To make my case against the bag-of-frames approach, I've been looking at the origin of "hubs", songs that are found to be unusually similar to many other songs in a database. These not only produce lots of false-positives, but because recommendation lists are constant-sum, they also lead to false-negatives by beating out appropriate recommendations.
Working from Adam Berenzweig's blogged experiments, I've found a some-what strong correlation between hub songs and the overall spread of the components. Hubs tend to have components tightly clustered around their centroid, whereas anti-hubs have components significantly far from each other. To verify, I found the median intra-component KL-divergence for each song model. The correlation with this and the song's "hubness" (the number of times occurring on other top-100 lists, aka JJ's 100-occurance measure) was -0.4179 (p-value = 1.21e-45). In other words, the stronger the hub the more compact the GMM components are in MFCC space.
Then, I started looking at the activation of the individual GMM components over the MFCC frames of the songs and noticed that the more distant the component (in relation to the GMM's centroid) the more likely it came from a timbrally spurious section of the song. These sections can be as short as a few frames, but EM apparently still devotes components to them. Below is a good example from the GMM (16 components, diag covar) of The Bloodhound Gang's "Right Turn Clyde" (hubness value of zero!). The activations are shown on the right and the Euclidean distance from the GMM centroid is on the left. It's clear at least 7 of the 16 components are given to the short section in the middle, and these components are the furthest from the model's centroid.

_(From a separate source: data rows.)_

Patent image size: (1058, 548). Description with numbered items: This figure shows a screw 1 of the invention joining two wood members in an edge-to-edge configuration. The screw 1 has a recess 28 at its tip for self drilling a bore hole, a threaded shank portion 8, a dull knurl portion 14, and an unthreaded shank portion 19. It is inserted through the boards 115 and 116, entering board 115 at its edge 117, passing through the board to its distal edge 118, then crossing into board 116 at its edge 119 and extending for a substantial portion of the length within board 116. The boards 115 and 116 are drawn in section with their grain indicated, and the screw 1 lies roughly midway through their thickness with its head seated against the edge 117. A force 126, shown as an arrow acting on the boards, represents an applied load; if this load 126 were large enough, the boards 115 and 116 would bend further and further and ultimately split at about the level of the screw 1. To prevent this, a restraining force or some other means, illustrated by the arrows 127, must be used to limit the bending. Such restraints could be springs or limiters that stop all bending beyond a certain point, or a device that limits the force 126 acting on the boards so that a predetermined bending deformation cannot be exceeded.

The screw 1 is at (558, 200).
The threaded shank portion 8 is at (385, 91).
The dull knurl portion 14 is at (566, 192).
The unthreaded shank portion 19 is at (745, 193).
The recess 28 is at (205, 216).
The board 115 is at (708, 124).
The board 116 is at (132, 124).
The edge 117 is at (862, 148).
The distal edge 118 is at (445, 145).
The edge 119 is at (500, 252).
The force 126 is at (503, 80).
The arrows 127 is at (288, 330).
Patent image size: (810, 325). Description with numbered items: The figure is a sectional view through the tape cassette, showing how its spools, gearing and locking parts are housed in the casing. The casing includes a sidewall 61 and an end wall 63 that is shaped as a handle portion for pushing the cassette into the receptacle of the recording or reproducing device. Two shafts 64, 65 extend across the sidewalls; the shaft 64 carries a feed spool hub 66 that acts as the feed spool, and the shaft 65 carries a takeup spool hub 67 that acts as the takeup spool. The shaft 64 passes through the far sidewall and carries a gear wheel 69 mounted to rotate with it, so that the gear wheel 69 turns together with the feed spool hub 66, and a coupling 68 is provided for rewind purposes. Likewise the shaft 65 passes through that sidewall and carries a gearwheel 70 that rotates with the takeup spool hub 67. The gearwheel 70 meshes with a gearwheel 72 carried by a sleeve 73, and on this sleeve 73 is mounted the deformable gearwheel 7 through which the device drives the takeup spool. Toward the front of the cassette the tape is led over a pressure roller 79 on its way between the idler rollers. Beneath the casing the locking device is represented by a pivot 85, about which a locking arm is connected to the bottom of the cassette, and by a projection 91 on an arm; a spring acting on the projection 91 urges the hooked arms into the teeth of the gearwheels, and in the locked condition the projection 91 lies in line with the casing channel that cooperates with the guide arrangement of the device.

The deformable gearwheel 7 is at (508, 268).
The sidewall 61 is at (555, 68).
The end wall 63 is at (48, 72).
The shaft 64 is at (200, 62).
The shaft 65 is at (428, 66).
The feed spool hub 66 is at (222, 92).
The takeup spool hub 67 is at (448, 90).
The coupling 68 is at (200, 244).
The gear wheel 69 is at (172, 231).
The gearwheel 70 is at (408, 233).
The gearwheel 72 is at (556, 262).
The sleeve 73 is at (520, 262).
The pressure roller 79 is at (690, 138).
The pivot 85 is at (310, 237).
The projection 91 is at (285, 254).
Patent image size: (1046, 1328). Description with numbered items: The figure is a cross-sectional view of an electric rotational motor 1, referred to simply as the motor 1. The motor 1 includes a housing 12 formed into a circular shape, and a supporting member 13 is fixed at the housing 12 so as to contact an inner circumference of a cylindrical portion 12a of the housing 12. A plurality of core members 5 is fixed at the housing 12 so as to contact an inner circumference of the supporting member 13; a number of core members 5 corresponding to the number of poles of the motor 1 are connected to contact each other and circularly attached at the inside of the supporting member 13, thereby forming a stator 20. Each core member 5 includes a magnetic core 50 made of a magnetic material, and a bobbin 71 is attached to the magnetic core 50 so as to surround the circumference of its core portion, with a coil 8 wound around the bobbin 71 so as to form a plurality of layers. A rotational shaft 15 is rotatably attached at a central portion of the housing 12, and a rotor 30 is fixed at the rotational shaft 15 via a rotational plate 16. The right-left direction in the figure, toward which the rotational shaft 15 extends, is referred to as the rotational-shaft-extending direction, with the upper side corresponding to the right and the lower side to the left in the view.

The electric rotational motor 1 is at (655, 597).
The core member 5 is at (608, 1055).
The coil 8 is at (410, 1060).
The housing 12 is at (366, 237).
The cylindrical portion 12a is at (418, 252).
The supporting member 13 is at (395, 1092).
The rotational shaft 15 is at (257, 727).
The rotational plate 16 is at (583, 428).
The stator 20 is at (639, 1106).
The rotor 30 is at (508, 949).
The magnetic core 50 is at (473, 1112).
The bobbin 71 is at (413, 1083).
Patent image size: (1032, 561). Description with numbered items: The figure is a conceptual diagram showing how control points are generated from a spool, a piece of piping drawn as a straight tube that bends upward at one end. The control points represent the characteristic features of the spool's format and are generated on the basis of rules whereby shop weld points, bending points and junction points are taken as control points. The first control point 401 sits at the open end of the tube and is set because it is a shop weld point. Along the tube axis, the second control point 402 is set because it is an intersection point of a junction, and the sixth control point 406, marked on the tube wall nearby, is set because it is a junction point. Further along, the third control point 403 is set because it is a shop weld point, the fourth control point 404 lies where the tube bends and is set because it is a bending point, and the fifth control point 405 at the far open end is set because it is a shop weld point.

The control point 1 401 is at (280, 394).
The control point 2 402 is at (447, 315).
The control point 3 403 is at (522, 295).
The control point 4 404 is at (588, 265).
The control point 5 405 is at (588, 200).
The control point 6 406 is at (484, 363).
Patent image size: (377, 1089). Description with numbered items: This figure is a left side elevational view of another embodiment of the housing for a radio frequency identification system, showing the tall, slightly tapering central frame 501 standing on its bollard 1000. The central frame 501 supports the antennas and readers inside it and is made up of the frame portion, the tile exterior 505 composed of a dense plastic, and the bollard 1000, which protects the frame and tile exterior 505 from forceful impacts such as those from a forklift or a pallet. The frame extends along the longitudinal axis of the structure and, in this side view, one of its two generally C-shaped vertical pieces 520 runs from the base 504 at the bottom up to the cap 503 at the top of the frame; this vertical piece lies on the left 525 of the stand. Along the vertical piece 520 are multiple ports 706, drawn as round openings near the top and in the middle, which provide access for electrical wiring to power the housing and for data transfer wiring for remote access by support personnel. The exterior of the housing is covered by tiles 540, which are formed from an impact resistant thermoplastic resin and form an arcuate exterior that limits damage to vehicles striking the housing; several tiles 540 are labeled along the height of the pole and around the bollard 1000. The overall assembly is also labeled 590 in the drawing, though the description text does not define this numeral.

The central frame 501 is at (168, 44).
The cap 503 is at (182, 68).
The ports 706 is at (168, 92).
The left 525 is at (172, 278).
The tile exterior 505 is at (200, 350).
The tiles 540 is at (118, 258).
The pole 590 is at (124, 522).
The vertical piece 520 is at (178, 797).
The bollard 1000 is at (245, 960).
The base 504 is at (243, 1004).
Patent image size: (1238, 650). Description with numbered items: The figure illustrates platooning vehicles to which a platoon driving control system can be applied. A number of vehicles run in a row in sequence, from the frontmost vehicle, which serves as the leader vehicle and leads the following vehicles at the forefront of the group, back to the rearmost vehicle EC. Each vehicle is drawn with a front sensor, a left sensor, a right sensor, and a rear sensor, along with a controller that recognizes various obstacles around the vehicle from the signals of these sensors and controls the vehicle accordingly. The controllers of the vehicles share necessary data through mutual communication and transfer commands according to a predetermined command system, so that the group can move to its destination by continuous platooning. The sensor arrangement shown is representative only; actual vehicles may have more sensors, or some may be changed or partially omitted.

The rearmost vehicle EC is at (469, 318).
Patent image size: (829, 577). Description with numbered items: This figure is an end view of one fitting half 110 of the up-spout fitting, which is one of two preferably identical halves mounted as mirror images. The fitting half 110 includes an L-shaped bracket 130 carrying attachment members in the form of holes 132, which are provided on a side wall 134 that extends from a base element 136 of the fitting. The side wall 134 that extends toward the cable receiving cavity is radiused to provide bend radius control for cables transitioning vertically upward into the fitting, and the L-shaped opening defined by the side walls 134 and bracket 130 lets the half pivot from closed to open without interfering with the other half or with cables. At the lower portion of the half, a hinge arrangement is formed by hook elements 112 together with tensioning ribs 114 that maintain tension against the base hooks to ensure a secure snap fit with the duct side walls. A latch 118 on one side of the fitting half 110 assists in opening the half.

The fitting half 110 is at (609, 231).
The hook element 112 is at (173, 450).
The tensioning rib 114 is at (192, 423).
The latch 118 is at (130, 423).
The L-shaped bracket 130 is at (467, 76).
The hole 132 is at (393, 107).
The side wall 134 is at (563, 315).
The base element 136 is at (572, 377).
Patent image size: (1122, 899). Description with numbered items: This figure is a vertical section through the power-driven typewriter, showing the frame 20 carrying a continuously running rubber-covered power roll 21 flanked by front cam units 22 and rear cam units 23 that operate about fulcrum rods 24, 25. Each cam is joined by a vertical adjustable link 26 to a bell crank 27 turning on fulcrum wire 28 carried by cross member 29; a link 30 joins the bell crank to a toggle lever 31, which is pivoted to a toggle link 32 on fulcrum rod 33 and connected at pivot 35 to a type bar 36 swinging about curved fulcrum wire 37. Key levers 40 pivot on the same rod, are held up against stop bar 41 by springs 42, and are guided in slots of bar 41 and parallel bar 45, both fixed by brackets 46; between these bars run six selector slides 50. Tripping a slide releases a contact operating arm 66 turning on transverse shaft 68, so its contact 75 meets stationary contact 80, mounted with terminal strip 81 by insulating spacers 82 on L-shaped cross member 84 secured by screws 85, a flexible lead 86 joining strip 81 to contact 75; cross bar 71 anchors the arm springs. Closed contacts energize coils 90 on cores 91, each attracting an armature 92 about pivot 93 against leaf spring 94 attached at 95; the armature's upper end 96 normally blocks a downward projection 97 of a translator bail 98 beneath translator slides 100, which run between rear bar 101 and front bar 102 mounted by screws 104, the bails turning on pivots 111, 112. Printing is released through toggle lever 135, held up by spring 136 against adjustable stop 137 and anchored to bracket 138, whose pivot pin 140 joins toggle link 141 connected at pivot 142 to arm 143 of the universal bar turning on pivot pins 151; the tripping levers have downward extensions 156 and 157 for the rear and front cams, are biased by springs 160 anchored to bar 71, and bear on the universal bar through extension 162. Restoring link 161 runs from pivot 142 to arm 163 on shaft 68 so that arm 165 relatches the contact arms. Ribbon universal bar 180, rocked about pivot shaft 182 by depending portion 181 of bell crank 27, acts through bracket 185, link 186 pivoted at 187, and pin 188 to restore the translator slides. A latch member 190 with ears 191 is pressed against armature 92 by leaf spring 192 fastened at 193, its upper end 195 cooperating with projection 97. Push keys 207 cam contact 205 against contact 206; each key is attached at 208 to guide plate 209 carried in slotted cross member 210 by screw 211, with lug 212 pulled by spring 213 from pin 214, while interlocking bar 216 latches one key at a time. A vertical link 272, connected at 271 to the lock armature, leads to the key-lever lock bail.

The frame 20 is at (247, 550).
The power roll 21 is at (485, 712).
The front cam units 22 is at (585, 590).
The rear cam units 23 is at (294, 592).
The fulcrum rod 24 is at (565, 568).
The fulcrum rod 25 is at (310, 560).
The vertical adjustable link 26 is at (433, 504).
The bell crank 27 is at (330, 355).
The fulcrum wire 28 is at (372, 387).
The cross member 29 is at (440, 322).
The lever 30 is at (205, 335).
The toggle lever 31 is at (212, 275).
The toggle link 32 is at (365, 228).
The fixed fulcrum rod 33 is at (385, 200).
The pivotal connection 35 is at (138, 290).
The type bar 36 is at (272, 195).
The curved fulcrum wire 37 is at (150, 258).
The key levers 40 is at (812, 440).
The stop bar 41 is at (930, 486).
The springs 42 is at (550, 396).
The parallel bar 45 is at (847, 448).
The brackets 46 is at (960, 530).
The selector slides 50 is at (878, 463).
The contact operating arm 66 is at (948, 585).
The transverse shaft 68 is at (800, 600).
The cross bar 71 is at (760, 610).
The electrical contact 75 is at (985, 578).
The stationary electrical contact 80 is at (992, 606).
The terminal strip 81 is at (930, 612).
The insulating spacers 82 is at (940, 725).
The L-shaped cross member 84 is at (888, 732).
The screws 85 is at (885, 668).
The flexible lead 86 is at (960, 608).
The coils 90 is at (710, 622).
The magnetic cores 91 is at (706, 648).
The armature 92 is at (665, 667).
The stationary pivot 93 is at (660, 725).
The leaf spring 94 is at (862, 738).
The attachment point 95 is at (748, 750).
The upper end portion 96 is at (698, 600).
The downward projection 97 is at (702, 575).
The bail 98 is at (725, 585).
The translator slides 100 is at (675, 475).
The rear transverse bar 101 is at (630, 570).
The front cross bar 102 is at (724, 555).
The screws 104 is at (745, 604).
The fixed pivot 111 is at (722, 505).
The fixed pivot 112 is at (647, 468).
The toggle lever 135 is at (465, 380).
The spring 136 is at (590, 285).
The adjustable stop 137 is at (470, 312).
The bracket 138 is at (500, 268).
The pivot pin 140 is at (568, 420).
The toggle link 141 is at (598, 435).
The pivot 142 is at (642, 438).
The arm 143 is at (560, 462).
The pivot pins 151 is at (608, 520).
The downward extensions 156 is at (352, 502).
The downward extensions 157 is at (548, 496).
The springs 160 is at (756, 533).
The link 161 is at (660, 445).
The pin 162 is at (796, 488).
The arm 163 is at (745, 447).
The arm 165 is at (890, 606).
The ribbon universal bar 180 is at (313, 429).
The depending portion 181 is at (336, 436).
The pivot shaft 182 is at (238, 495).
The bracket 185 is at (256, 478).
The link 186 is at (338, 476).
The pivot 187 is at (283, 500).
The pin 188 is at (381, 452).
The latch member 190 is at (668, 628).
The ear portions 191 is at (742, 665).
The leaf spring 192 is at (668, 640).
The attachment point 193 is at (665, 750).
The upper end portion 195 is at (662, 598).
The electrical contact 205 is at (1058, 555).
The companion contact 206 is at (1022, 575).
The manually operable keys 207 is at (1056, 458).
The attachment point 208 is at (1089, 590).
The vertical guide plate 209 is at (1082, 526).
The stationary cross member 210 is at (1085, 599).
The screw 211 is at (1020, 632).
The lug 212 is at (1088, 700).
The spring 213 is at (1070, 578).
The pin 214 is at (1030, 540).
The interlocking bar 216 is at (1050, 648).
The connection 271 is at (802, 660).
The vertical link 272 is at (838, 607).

Hubs, on the other hand, have nice dense activations where every component seems to be modeling a large part of the song. Of course, this is due to the song itself being timbrally homogeneous, but it's also due to EM simply better modeling it. Example below is from the top hub, Sugar Ray's "Ours" (hubness value of 604!, 57.52% of the database).
So, what can we do about this? Is it reasonable to neglect the outlier sections of songs,which are probably just breaks or intros (as opposed to salient parts like choruses)? Is it right to think songs' models should be more centralized?